Welcome to NVIDIA Bright Cluster Manager 9.2—the latest version of our market-leading software for building HPC Linux clusters from edge-to-core-to-cloud. 9.2 delivers even more cluster management capabilities that eliminate complexity and enable flexibility by combining provisioning, monitoring, and management capabilities in a single tool that spans the entire lifecycle of your Linux cluster. With Bright Cluster Manager, administrators can provide better support to end-users and your business. Release 9.2 takes simplified cluster management to a whole new level, here are some of the key features:
Encryption of data at rest is an important component of a more comprehensive security strategy. It adds a layer of in-depth defense that protects your data if the physical device that your data resides on falls into the wrong hands by making it impossible to understand or decrypt your data without also having access to your encryption keys. Encryption also acts as a security checkpoint. Since the encryption keys are centrally managed in Bright, access to data is enforced and can be audited from within Bright.
Disk encryption is one of the mechanisms Bright 9.2 provides to secure your data. You can encrypt the disks of head nodes and compute nodes, including on-premises, edge, and cloud nodes. The head node disk can be encrypted during head node installation, while the disks of all other types of cluster nodes can be encrypted during cluster installation or at any time thereafter.
To further enhance security, SELinux and FIPS can now be enabled or disabled very easily on a per node or per node category basis.
GigaIO’s FabreX technology enables an entire server rack to be treated as a single compute resource. All resources, normally located inside the server (GPUs, FPGAs, storage), can now be pooled in accelerator or storage enclosures where they are available to all the servers in the rack. Accelerator and storage enclosures continue to communicate over native PCIe, as they would if they were still plugged into the server motherboard, for the lowest possible latency and highest bandwidth performance.
In Bright 9.2, Bright has integrated with GigaIO FabreX such that nodes can be “composed” using CMSH or BrightView.
By default, the Bright cloud wizard creates new virtual network resources in the cloud. (e.g. VPCs, VNETs, security groups, etc.) This provides quick and easy cloud deployments. But some organizations may be required to use existing resources. For example, resources created by their network/security teams. Other examples include the use of AWS Direct Connect or Azure ExpressRoute.

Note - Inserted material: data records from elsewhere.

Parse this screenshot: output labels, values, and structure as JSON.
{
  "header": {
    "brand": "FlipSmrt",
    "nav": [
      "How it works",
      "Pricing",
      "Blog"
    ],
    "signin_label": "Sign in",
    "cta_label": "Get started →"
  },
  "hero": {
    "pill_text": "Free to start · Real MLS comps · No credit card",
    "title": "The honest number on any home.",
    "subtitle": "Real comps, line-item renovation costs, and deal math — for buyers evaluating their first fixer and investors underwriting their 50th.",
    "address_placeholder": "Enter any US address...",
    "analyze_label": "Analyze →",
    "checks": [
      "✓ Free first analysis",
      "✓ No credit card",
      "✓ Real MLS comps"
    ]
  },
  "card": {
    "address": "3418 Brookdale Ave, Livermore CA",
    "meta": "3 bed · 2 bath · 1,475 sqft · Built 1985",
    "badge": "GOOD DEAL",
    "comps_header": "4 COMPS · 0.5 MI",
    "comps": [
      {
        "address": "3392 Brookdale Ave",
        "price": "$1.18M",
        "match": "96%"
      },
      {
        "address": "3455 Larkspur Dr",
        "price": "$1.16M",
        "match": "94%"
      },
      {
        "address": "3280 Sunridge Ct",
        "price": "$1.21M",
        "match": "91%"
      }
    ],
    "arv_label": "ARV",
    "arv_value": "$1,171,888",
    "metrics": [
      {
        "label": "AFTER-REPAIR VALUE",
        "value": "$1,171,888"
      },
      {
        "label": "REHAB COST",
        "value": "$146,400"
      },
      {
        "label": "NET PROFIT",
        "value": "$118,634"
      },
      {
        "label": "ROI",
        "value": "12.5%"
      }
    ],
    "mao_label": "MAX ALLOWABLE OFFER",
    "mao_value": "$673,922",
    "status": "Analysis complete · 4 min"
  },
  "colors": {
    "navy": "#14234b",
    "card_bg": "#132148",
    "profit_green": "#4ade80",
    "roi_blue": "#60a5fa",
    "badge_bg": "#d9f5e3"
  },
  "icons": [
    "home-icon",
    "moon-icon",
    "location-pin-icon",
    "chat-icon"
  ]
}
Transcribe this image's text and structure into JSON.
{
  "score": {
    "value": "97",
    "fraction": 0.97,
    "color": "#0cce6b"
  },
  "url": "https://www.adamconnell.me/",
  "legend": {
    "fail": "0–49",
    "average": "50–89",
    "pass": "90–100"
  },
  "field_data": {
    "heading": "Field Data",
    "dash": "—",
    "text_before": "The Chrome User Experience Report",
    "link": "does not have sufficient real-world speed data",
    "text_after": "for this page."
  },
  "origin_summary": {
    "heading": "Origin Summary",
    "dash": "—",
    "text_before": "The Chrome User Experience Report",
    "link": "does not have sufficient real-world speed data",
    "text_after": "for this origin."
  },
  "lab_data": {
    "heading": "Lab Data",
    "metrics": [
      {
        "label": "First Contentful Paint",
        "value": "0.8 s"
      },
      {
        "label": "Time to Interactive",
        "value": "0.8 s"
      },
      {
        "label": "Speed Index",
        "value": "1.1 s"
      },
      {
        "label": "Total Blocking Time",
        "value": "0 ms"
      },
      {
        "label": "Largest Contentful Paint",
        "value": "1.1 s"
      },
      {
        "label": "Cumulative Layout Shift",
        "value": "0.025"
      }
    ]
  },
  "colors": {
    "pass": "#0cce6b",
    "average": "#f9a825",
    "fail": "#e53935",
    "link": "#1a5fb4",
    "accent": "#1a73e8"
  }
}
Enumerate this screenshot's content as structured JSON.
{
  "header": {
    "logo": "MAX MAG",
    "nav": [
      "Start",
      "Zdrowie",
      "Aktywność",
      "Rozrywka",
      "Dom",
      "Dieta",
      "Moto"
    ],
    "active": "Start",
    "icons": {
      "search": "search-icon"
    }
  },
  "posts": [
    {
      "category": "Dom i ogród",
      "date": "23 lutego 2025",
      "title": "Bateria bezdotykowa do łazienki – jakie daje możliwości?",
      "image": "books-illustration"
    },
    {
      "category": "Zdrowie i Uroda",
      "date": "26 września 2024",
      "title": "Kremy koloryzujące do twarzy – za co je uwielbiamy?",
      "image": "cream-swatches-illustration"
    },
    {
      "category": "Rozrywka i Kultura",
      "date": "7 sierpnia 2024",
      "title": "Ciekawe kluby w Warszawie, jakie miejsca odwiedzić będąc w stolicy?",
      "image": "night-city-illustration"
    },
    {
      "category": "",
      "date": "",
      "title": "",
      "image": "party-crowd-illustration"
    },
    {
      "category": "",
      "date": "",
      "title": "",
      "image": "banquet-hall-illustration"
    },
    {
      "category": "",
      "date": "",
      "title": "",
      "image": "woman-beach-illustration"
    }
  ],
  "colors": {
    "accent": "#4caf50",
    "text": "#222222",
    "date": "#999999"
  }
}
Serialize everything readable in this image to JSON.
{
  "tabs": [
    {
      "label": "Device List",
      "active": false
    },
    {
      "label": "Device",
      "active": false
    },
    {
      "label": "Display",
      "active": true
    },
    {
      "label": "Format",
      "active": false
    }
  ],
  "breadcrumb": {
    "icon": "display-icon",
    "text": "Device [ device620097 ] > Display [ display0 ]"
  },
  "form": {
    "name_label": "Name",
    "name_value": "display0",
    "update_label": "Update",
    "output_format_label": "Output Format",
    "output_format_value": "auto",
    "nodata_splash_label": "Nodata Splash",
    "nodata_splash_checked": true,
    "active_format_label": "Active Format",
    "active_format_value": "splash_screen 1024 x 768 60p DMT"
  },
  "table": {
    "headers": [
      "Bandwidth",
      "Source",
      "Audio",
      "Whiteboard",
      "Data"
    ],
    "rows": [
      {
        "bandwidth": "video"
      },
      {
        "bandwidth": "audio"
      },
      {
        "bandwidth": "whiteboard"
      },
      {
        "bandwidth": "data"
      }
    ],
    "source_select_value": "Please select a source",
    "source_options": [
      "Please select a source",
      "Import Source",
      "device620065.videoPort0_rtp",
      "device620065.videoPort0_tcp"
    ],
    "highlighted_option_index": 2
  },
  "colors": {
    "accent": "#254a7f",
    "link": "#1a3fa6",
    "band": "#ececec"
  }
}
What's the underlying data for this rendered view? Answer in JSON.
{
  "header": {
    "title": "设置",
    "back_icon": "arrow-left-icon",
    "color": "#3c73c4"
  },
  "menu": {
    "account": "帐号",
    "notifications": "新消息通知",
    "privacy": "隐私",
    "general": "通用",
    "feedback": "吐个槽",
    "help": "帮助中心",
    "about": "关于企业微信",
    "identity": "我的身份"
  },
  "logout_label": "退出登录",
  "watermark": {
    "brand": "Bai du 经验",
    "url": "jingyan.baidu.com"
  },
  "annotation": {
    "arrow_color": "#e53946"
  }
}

Bright already supported such scenarios, but in 9.2 the cloud wizards have been redesigned to streamline such deployments.
Bright has traditionally made it very easy to deploy clusters in the cloud from a Bright provided cloud image. However, many organizations are required to use certain global IT approved cloud disk images (e.g., AMIs or VMs) or specific OS distributions for which Bright does not publish an image. This feature allows organizations to start with a global IT approved cloud disk image and then add the Bright software to it, resulting in a Bright head node in the cloud that uses the approved cloud disk image. Similarly, the Bright software image that is used for provisioning compute nodes is also built from the IT approved disk cloud image.
This feature uses Bright’s Ansible integration, which has been extended in Bright 9.2 to include a new Ansible Bright head node installer role. This functionality will be available on all of the OS distributions supported by Bright and will be backported to Bright 9.1.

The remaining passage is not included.